Perhaps that’s why Zhenya not only protested the Soviet invasion of Czechoslovakia in 1968, and used his semi-official standing to defend persecuted artists and other dissidents, but also fought — and fought early — for books, films, and plays that had been suppressed, notably his friend Anatoly Rybakov’s anti-Stalinist “Children of the Arbat.” Zhenya rallied fellow writers and other allies, gathered signatures, organized campaigns, and brought samizdat out of the drawer. As he put it:
My generation of poets did a lot to break down the Iron Curtain. We cut up our bare hands assaulting that curtain. Sometimes we won, sometimes we lost. Sometimes there were tactical retreats and sometimes we lay on the ground after a hail of insults. But our literature didn’t come as a gift from the so-called upstairs. We worked for it. We forged it for ourselves and for future generations.
No wonder Zhenya had no use for abject conformism, no patience for indifference, and no tolerance for violations of humanity.And yet despite the pressure of churning politics and shifting social attitudes, he never succumbed to extremism in either direction. At a time of worsening relations between Russia and the United States, when leaders and pundits fuel mistrust and recriminations, his romanticism might have seemed naïve. But he was clear-eyed about the obstacles. We would be wise to resurrect Zhenya’s Cold War-era wisdom:
Your hard-liners explain their position by saying there are hard-liners in the Soviet Union. And our hard-liners are trying to close our openness, our democratization, because they are waving this image of American hard-liners. So they both need each other… it is a very dangerous game that they’re playing; they are practically sawing off the branch on which they are sitting.
Later, with poetic precision, he called out a contradiction in America’s own politics. “Just like our reactionaries, your reactionaries need the image of a bogeyman… You love our liberals… but you don’t like your own liberals. You should support your local liberals, too,” he said with a provocateur’s grin.

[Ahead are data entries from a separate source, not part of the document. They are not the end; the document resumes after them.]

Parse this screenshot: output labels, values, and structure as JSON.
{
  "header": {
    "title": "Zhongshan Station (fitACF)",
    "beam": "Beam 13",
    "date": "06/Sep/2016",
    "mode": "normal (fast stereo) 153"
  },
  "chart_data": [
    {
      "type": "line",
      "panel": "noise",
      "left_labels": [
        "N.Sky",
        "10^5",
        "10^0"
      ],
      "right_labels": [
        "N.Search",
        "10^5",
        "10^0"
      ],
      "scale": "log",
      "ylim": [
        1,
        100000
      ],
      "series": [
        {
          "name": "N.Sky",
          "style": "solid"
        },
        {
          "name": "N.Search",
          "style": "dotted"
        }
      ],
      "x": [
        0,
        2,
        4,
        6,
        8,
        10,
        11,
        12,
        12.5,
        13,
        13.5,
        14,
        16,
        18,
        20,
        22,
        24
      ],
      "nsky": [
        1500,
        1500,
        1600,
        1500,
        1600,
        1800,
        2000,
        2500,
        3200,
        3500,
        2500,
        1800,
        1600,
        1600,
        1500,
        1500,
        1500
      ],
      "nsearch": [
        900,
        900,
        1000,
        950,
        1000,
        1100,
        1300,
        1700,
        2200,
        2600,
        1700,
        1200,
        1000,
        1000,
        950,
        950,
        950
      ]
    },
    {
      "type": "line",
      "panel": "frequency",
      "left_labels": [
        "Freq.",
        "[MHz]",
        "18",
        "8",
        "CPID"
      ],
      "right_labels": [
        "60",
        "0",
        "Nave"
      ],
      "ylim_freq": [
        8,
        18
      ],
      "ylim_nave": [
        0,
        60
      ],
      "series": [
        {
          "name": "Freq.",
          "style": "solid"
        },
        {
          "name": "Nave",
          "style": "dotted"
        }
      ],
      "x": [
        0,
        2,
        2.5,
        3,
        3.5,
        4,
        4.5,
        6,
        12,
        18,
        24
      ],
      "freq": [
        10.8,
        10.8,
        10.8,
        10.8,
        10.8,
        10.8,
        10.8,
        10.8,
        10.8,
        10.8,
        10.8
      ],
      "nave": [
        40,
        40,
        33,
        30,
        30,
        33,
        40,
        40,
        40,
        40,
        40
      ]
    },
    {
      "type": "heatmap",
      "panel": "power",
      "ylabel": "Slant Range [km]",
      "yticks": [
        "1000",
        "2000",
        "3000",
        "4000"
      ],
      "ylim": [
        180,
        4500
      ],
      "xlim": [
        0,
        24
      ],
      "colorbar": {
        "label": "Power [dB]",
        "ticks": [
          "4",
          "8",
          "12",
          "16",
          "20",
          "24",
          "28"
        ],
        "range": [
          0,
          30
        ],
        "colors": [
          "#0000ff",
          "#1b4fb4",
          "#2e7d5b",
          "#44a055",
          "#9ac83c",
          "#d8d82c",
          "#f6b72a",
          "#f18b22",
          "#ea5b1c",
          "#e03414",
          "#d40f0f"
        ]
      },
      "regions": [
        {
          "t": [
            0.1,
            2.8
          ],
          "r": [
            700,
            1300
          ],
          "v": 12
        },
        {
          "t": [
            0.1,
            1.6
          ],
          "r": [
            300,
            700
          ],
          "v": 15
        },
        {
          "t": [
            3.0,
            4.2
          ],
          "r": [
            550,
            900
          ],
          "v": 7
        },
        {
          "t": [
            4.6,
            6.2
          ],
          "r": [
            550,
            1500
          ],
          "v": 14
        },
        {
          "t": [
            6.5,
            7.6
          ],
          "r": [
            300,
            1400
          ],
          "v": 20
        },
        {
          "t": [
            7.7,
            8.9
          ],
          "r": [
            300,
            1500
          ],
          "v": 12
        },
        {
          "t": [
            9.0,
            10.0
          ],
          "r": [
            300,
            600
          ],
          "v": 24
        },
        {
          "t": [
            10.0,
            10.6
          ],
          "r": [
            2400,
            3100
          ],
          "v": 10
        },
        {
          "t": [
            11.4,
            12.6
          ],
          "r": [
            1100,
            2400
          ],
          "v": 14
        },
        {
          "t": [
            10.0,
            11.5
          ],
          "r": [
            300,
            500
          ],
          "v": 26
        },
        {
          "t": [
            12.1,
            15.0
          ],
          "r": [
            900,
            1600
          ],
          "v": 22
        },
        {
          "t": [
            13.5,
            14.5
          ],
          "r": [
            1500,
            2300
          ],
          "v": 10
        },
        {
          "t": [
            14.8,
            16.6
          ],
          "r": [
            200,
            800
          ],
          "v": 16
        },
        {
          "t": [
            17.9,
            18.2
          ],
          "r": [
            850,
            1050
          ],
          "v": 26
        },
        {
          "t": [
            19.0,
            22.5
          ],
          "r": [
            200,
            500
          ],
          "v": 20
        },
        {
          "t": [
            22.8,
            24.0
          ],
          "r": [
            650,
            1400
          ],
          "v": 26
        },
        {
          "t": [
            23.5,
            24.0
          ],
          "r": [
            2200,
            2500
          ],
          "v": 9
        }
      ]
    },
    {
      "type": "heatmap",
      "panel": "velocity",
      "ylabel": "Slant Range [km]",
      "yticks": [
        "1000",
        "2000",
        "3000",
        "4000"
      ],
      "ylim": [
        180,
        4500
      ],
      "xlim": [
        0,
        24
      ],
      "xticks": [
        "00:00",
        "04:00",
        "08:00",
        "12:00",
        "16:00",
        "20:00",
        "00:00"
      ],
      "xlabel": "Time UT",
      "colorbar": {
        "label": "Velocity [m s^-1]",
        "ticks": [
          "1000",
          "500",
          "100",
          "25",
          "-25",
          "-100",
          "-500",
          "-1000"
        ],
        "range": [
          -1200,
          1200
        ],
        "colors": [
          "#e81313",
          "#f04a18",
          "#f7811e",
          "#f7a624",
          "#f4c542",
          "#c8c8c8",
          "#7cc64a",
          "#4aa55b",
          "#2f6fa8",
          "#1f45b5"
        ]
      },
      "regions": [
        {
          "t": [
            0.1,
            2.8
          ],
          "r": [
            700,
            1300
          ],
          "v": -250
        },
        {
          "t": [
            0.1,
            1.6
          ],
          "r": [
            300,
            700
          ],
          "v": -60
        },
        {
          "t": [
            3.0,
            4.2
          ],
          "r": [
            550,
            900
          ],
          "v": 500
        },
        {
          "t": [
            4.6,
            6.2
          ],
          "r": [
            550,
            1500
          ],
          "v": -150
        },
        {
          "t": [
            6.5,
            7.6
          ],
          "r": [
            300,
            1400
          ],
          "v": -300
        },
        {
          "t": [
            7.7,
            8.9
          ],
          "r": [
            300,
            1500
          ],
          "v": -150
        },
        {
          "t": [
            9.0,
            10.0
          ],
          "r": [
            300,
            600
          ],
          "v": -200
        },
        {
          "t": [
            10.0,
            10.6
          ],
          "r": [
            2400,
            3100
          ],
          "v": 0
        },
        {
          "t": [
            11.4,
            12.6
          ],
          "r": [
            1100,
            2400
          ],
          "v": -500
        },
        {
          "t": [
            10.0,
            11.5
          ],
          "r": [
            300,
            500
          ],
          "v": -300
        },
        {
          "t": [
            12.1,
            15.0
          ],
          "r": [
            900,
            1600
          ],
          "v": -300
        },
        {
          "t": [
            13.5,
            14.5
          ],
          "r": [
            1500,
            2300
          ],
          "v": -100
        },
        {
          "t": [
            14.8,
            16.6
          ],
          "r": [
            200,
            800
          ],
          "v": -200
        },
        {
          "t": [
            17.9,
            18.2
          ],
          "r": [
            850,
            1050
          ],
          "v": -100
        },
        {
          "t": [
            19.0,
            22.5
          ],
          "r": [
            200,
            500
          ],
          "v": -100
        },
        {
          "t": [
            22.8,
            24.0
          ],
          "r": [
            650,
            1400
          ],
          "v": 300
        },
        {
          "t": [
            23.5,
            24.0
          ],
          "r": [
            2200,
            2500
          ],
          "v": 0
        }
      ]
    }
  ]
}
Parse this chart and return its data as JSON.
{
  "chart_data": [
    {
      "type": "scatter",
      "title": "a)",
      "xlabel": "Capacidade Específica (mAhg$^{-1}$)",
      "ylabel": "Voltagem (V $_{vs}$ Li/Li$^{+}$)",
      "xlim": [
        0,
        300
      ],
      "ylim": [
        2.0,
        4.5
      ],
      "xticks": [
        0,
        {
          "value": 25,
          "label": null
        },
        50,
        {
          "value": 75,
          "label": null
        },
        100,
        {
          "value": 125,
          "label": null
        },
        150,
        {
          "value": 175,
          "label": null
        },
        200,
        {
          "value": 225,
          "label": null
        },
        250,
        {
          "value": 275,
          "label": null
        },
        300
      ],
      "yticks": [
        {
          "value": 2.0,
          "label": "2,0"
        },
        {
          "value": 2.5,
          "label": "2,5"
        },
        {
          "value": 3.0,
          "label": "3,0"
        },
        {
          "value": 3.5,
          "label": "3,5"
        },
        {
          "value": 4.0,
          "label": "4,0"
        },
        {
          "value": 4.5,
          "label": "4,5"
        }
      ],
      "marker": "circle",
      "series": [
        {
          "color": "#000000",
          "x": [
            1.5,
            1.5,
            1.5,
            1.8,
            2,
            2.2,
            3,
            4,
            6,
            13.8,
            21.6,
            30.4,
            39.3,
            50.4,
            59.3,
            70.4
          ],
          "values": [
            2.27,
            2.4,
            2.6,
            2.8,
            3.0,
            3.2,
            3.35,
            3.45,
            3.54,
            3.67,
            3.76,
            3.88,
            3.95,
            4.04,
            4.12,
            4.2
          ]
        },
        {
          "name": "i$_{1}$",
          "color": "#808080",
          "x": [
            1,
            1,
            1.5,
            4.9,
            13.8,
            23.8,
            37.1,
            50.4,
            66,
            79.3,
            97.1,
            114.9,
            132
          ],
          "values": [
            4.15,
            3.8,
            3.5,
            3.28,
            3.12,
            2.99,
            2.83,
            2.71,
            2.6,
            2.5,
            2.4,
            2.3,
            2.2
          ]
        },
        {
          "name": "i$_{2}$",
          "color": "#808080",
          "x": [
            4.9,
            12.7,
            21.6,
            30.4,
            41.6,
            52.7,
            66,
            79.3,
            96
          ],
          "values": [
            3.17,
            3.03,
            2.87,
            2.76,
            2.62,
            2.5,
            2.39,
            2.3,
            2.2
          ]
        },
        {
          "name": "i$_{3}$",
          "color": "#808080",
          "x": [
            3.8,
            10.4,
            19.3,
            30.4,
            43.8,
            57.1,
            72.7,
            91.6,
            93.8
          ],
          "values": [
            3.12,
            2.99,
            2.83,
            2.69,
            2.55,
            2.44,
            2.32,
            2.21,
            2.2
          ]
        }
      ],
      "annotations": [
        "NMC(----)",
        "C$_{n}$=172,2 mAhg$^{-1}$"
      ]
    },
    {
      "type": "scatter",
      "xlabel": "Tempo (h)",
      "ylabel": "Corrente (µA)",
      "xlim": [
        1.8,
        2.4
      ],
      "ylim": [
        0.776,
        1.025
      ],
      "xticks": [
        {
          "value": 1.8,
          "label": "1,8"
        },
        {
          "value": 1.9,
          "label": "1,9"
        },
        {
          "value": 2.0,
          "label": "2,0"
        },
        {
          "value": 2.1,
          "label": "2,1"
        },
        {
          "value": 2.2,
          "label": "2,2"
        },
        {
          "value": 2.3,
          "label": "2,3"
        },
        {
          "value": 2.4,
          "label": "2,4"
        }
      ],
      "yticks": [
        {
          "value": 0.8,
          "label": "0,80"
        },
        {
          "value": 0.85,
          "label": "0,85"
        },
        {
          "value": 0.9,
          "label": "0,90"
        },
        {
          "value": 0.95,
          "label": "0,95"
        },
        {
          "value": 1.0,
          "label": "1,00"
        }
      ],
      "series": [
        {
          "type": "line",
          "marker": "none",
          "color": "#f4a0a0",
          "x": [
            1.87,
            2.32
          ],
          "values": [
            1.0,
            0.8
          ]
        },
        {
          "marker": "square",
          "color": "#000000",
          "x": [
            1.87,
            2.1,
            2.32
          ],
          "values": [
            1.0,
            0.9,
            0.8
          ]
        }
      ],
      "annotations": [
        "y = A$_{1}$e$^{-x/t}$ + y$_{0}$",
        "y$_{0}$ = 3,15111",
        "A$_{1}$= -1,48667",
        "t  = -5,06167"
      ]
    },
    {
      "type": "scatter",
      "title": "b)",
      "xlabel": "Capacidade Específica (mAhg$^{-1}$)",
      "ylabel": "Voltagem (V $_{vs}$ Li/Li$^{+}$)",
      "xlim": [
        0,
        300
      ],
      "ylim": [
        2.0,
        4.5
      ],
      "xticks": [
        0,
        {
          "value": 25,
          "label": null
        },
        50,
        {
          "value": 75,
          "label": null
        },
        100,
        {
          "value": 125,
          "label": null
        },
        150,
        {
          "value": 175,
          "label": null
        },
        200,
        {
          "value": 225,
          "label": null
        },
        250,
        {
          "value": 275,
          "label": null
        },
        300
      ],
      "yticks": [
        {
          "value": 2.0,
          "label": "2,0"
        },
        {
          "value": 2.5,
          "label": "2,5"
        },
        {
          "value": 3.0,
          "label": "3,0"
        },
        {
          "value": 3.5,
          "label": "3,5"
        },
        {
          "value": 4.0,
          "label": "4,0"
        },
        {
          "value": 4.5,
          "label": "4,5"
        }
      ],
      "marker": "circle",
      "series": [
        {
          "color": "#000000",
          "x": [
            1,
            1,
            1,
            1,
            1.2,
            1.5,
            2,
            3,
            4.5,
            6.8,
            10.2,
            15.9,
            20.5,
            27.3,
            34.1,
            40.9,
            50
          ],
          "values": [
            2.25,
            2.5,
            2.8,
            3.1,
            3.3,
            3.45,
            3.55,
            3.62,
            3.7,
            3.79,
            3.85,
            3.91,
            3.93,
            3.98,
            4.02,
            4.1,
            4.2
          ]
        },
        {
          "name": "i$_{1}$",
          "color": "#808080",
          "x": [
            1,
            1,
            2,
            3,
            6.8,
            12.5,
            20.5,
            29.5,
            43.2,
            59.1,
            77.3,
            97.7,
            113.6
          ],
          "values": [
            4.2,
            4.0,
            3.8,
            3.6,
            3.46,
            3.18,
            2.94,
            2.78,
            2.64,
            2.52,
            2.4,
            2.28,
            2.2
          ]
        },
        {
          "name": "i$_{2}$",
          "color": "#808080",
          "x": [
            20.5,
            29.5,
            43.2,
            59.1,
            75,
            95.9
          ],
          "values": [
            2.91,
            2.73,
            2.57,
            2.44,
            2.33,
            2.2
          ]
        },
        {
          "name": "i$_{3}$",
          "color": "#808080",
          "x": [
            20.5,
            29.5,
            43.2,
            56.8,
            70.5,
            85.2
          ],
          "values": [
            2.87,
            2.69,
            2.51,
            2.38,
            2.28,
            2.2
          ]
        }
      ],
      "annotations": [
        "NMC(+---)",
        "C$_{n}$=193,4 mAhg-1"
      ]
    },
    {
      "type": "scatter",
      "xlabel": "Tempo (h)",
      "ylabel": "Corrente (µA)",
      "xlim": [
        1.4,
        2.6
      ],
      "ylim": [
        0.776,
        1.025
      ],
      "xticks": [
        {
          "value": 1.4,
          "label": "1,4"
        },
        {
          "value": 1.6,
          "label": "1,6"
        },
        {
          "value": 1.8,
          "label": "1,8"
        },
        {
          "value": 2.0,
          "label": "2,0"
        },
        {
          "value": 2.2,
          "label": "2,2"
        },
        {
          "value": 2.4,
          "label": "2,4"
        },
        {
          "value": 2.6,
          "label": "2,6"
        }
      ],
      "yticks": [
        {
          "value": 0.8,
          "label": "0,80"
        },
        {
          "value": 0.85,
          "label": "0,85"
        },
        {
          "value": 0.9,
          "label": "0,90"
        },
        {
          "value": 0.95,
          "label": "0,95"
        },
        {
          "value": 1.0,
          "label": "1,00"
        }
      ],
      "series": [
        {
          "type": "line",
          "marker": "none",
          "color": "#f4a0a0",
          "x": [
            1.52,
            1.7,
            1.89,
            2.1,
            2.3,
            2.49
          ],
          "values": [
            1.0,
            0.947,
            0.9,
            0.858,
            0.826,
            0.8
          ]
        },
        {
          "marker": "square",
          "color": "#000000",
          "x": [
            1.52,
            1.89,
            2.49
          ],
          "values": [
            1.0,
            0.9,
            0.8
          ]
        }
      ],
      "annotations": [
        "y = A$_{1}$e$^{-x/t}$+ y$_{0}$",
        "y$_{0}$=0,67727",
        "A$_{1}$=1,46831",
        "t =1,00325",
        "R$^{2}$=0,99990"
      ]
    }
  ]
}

Zhenya saw his work as “human rights poetry; the poetry which defends human conscience as the greatest spiritual value.” That is the lesson of his most famous poem, “Babi Yar,” a lesson worth remembering today, as Ukraine’s government and its right-wing allies whitewash the Nazi collaborators who helped carry out the atrocity.
While the poem is celebrated for its raw imagery, halfway through the brutal account shines a ray of hope: “I know the kindness of my native land.”
In that one line is all you need to know about the great artist, about an extraordinary life, about our dear friend, Yevgeny Yevtushenko — a man of passion and soul who, until the very end, believed in the humanity in each of us and was determined to change the world accordingly.